China Insurance coverage Safety Fund Co Ltd, the state rescue fund for the insurance coverage sector which is managed by the Ministry of Finance, goals to public sale all of its 98.23% stake in Dajia for 33.38 billion yuan.
China Petrochemical Corp is auctioning its 0.55% stake in Dajia for 186.9 million yuan, in line with an public sale assertion filed to the Beijing Monetary Property Change.
The public sale will finish by Aug. 12.
The transfer marks the most recent improvement within the restructuring and divestiture of Anbang, which seems to have stalled since February 2020, when the nation’s prime banking and insurance coverage watchdog mentioned Dajia “was near a call on a batch of strategic buyers” and “would stay privately owned”. (https://reut.rs/3xZNeGN)

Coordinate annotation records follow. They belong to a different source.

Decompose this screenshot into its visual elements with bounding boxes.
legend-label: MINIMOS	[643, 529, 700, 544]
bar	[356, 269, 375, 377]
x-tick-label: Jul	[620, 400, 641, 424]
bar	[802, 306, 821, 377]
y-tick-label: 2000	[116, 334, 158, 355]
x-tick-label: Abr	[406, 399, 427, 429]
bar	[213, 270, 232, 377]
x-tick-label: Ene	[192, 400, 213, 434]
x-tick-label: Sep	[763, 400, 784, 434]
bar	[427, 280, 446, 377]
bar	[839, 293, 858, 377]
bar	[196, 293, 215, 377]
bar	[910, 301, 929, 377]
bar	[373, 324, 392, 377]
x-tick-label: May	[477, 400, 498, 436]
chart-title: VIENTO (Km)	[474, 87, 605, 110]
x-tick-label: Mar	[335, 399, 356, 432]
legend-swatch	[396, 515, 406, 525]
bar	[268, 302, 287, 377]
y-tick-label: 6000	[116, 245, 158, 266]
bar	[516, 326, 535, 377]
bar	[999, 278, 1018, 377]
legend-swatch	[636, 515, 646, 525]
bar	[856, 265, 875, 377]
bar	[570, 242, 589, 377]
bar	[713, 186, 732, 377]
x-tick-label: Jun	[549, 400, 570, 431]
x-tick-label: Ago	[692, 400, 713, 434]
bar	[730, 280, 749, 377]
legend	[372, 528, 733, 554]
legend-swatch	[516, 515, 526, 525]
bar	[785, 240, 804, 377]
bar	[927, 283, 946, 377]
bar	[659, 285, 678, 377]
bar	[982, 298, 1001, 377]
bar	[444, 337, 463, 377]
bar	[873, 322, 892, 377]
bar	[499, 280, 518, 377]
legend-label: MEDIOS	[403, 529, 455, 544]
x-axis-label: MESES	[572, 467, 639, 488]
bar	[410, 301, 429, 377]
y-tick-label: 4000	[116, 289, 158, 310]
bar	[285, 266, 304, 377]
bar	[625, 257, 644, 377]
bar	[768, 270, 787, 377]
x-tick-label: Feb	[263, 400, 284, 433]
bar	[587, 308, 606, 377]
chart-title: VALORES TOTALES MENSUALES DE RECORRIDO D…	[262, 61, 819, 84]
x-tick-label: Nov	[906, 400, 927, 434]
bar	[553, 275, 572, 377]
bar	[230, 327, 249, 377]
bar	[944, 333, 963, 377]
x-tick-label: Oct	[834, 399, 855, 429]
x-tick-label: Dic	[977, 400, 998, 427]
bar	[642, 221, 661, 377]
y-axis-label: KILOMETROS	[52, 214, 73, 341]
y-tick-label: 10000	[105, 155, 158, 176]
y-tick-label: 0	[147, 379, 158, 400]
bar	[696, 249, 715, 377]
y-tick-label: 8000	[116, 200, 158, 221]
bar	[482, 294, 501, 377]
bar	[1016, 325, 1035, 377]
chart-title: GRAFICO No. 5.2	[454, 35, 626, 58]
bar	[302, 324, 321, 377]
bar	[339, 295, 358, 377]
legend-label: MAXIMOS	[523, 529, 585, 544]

The Chinese language authorities took management of Anbang Insurance coverage Group in February 2018 as a part of its sweeping marketing campaign to cut back systemic monetary danger after an asset-buying spree by a handful of private-sector conglomerates.
It completed operating Anbang in 2020, and handed over Anbang’s administration to Dajia, a newly established entity that took over Anbang’s property.
Dajia at the moment has complete property of 21.1 billion yuan and complete liabilities of 584.6 million yuan, the submitting confirmed. In 2020, it posted a web revenue of two.9 billion yuan, the submitting added.